As per the new standards, for newer constructions, the insulation must meet the standards set by the 2008 building code and for the existing ones, it must be above 120mm in thickness. For the owners who have met the standards set by the 2016 building code will require no further action on their part. This regulation is aimed towards rentals that were not required to upgrade as per the 2016 act. It is also in favour of the landlord to invest in insulation as mould or moss treatment is much more of a hassle. It also helps prevent legal hassles in case the tenants suffer health hazards due to the mould or the moss.


As per the latest standards, the houses must have windows that open in all the major rooms of the house – the living room, dining room, the kitchen and the bedrooms. The bathrooms and the kitchens must be fitted with adequately sized extractor fan/fans in order to expel moisture. This step is taken once again to ensure the house is free from moisture and dampness so that mould does not affect the health of the tenant. It can also be detrimental to the health of the structure; it can damage walls, ceilings, floors and the possessions of the tenants.

The fans are recommended over opening windows in the shower or bath as it is sometimes not possible due to security reasons or bad weather to do so, hence mechanical ventilation such as extractor fans and range hoods are preferred.


Most houses in NZ suffer from lack of proper drainage and moisture ingress facilities. Moisture can enter the house due to leaks, water pooling, and rising damp. As per the new standards, all of this  changes. A landlord has to place high standard drainage and guttering, downpipes and drains.
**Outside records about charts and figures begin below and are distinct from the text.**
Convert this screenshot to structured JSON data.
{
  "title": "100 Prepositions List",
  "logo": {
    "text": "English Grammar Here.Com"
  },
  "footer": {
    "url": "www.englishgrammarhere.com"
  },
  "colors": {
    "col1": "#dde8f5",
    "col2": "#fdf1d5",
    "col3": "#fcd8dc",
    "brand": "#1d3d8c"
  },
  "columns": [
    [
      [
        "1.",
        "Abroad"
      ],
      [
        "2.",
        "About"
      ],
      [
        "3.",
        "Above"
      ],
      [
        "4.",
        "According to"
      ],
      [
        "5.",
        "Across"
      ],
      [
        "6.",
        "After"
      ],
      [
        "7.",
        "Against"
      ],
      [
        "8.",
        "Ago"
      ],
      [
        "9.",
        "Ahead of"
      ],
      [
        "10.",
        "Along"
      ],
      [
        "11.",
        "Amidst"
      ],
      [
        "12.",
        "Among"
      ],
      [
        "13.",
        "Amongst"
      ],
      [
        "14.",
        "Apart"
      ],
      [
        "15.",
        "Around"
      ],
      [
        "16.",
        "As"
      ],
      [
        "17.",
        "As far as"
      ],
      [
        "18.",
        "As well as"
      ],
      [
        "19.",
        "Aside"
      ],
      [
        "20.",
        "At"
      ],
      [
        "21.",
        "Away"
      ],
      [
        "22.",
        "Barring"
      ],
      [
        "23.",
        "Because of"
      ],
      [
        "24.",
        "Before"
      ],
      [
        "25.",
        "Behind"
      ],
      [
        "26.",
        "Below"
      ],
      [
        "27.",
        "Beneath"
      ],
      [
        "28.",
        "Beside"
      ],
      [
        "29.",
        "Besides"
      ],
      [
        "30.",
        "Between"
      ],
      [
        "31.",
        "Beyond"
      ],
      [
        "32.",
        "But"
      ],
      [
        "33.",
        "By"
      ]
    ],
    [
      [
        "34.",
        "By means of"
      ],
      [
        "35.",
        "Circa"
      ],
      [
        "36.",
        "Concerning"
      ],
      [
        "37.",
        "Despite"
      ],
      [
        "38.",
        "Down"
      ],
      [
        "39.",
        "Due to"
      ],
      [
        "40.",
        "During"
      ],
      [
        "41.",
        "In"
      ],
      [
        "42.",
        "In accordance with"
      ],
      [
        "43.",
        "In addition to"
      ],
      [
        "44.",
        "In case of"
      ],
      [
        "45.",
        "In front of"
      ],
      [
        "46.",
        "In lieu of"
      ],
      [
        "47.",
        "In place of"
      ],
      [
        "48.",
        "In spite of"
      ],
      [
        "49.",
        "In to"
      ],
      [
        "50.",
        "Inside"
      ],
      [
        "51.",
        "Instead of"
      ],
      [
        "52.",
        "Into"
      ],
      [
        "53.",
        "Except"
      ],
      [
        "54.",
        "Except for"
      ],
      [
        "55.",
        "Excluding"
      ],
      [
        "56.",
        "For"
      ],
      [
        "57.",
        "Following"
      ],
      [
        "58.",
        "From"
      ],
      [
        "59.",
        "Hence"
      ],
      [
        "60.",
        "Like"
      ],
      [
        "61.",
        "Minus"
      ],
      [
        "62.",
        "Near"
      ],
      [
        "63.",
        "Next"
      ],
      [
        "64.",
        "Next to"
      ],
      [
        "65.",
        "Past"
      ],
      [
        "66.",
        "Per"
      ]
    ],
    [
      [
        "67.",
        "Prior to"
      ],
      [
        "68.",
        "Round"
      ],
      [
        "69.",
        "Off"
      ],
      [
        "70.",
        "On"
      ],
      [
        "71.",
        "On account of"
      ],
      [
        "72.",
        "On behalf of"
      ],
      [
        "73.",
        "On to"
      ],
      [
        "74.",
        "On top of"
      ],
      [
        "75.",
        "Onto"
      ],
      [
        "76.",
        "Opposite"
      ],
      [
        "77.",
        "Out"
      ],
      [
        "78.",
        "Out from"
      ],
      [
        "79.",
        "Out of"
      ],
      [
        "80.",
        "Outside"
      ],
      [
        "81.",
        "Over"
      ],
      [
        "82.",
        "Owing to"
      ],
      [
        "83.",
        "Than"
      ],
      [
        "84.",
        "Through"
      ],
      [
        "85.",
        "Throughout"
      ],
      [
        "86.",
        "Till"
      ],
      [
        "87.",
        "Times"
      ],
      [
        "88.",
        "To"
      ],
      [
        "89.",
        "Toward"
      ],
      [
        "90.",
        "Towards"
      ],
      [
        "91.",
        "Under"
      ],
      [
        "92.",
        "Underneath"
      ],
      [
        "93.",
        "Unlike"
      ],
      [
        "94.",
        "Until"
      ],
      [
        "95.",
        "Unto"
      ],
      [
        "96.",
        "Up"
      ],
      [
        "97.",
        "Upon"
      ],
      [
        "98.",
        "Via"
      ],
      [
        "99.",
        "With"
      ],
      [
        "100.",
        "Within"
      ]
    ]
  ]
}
And for a house with an encased subfloor, the landlord must have ground moisture barrier installed if the structure allows. Maintenance of the drains should not be neglected, and though not mandatory, employing a gutter cleaning service periodically can improve the health of the drainage system.


One of the reasons why heating a house is expensive is that sometimes the structures have draughts. Fixing a draught will cost a small sum to the landlord, which will, in turn, save the tenants from hefty heating bills. The homeowners will have to fix any unnecessary gaps and holes in the walls, ceilings, floors, doors and windows, which can cause apparent draughts. They must also seal unused chimneys and fireplaces for the same reason.


The ministry has laid down certain deadlines that the landlords have to get the upgrades done within:

July 1st, 2021 – The private landlords have to ensure they meet all the requirements listed in the healthy home standards within 90 days from any new occupancy.

July 1st, 2021 – Is the date by which all the boarding houses have to meet the standard set by the HHS.

July 1st, 2023 – Registered Community Housing and houses under All Housing New Zealand must comply with HHS standards.

July 1st, 2024 – Each and every rental home must comply with the HHS standards.

The new standards have come in to place to address the long pending issue of the low-quality rentals that plagues most of New Zealand. It exempts tenants from any maintenance issues and holds the landlords accountable for their assets.

Our advice to the landlords would be to meet these basic standards of living, which are quite cost-effective and once met will only yield them higher rents. Getting the house weatherproofed, getting roof cleaning done, getting foundational problems fixed, and getting a paint job done routinely, are some common maintenance measures that can contribute towards the health of a home and keep both the tenant and the landlord happy. Tenants should get a building inspection done before buying the house to ensure that not only these standards laid by HHS are met, but also to gauge other flaws in the structure before signing a contract.